Throughout the world, different laws exist that protect monuments.

==International law==
Under international criminal law, monuments are considered a type of cultural heritage and their systematic destruction is prohibited by various international agreements.
==By country==
===Austria===
Austrian laws protecting and preserving monuments have existed since 1853. The current law dates from 1923, and also protects the historic centers of Salzburg, Graz, and Vienna. The Federal Monuments Office oversees monuments protection.
===Bosnia and Herzegovina===
The Commission to Preserve National Monuments oversees monuments in Bosnia and Herzegovina.
===France===
The number of protected monuments in France has increased, so has the budget for maintaining them.

===Germany===
German law protects monuments from being destroyed during redevelopment.

===Hungary===
Like other countries, Hungary has laws to regulate and protect historical monuments.

===Thailand===

The main legislation covering the protection of historical monuments in Thailand is the Act on Ancient Monuments, Antiques, Objects of Art and National Museums, B.E. 2504 (1961).

===United Kingdom===

In the UK, a bill against desecration of war memorials is being considered.

===United States===

The National Historic Preservation Act of 1966 protects historic sites in the United States, including monuments.

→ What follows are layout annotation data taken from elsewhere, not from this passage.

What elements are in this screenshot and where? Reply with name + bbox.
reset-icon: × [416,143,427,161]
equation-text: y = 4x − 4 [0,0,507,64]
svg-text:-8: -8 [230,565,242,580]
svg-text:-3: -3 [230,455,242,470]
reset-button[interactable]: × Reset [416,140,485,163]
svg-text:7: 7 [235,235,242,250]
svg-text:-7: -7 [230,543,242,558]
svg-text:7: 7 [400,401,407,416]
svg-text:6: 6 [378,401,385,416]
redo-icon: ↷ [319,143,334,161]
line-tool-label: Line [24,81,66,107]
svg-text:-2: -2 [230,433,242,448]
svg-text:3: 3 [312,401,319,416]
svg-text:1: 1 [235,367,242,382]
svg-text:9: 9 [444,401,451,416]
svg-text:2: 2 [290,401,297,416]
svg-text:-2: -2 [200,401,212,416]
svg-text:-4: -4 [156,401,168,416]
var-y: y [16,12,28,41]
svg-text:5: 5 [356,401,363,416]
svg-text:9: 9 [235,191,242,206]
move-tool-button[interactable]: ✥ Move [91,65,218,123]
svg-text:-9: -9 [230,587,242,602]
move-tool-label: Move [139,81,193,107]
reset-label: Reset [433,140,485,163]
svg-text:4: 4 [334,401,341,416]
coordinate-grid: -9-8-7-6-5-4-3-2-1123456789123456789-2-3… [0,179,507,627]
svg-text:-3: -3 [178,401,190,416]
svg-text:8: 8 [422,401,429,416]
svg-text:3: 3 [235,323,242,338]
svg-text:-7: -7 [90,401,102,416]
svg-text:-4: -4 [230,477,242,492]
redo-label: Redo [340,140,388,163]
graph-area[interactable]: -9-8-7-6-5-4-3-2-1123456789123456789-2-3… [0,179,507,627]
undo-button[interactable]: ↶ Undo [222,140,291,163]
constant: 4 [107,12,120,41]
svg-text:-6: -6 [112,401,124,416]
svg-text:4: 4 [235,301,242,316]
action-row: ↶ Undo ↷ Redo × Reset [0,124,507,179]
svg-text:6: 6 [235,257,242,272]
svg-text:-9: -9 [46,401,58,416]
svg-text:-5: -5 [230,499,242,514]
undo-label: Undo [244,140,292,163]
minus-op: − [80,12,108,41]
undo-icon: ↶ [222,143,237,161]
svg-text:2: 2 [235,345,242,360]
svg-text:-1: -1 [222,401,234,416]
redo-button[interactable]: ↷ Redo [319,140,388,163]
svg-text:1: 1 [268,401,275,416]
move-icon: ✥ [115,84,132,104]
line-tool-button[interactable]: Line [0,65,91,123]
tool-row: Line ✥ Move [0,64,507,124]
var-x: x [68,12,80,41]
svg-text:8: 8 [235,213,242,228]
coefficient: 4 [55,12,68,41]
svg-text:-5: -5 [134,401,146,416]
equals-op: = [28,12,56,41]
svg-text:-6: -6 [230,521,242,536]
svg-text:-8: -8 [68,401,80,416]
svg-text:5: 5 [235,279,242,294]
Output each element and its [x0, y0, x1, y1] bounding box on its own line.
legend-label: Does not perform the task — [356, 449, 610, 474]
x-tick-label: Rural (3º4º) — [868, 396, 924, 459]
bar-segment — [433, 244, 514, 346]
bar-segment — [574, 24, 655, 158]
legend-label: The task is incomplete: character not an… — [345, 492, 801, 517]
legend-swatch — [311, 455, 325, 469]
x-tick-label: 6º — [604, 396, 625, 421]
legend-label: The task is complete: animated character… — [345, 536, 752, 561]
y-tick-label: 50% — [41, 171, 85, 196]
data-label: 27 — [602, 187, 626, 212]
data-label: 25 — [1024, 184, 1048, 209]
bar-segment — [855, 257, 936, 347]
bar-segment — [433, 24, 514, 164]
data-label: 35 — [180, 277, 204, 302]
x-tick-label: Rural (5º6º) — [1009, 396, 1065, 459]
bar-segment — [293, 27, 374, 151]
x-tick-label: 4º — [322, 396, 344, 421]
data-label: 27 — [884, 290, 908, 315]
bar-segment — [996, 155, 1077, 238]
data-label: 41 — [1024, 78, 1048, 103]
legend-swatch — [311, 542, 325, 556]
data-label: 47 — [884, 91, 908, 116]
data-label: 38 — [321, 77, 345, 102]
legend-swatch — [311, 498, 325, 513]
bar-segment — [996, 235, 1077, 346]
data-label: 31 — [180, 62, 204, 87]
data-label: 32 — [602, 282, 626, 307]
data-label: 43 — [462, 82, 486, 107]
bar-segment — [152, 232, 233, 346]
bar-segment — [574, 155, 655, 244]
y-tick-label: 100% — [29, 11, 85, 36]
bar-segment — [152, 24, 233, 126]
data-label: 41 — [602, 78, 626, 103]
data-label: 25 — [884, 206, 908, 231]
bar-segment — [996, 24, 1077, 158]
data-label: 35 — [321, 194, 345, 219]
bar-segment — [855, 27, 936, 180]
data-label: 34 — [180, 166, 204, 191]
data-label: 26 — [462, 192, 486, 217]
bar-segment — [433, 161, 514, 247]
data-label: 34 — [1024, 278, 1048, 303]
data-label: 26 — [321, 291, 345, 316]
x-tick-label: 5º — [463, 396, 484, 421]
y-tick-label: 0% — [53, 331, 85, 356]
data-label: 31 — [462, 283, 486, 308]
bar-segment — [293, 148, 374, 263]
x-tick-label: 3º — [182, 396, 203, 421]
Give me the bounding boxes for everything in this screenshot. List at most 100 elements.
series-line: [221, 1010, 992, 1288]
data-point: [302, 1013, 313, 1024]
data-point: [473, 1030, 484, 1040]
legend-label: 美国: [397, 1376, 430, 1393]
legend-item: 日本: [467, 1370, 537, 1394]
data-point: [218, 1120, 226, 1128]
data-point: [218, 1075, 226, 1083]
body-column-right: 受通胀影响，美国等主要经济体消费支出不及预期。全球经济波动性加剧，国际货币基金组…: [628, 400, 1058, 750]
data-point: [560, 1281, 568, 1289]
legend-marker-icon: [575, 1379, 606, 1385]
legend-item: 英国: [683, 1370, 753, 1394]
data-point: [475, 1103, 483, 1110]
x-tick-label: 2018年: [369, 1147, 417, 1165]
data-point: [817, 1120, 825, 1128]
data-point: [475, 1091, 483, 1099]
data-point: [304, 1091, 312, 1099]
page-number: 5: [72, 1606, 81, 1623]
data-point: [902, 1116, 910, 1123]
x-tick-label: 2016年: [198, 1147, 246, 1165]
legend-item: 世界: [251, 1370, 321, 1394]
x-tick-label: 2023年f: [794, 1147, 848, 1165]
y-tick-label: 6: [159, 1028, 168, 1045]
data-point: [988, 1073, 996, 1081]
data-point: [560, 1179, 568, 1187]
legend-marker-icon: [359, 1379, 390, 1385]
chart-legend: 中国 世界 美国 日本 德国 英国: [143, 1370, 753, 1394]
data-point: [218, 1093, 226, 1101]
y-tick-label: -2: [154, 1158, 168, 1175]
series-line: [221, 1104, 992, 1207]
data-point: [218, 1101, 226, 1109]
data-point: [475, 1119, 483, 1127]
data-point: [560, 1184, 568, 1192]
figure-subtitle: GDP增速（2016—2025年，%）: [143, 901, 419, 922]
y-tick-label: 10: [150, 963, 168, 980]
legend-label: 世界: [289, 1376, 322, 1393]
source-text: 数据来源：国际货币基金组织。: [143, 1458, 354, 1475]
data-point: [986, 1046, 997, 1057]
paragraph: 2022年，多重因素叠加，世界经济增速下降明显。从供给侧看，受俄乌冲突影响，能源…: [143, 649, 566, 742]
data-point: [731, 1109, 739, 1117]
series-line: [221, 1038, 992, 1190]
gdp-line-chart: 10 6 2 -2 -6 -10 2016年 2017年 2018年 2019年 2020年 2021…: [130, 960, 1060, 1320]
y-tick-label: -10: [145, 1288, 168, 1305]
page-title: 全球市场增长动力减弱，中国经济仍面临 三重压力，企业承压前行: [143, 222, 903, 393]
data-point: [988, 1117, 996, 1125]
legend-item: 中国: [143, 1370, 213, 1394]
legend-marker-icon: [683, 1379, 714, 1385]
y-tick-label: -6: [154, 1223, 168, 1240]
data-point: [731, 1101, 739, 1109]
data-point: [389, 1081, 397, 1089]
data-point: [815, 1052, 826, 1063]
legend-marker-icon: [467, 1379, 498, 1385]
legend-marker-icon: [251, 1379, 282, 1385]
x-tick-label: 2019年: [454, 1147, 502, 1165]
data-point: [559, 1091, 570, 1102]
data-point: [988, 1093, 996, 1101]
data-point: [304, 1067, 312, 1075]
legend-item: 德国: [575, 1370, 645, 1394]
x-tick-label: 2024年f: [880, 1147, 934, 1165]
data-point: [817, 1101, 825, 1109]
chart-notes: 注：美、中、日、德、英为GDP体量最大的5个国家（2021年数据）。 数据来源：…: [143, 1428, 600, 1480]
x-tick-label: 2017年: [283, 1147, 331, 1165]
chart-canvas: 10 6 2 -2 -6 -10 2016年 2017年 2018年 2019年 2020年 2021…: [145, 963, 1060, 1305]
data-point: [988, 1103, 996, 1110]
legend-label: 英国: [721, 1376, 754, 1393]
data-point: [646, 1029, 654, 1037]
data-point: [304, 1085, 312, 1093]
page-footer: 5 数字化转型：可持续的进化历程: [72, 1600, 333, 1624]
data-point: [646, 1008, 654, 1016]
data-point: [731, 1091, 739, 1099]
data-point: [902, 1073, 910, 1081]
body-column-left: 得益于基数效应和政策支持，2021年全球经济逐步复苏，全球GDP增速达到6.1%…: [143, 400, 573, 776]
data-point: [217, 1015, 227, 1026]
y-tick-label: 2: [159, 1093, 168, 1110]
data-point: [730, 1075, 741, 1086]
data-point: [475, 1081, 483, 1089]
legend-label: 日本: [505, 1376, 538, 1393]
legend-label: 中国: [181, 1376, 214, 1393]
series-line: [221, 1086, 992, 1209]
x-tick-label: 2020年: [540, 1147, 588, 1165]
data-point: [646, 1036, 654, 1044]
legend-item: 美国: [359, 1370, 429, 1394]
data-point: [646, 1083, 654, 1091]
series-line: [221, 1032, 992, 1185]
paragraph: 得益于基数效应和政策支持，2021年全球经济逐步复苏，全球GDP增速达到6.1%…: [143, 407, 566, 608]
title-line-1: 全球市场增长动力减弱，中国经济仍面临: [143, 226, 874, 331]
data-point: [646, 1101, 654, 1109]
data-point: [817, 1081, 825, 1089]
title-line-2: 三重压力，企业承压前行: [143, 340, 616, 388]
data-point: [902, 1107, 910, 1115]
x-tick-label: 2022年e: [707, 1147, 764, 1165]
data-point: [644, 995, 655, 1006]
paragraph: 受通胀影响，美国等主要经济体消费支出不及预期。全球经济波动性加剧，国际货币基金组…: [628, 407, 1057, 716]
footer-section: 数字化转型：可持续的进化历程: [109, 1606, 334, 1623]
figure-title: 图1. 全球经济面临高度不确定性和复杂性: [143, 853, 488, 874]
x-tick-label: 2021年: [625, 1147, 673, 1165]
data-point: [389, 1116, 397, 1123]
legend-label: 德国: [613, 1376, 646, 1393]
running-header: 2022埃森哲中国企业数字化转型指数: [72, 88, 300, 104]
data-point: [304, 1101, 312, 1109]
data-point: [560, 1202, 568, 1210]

A Pennsylvania law states that a person commits a misdemeanor of the second degree if he: (1) intentionally desecrates any public monument or structure, or place of worship or burial; or (2) intentionally desecrates any other object of veneration by the public or a substantial segment thereof in any public place; Desecrate means defacing, damaging, polluting or otherwise physically mistreating in a way that the actor knows will outrage the sensibilities of persons likely to observe or discover the action.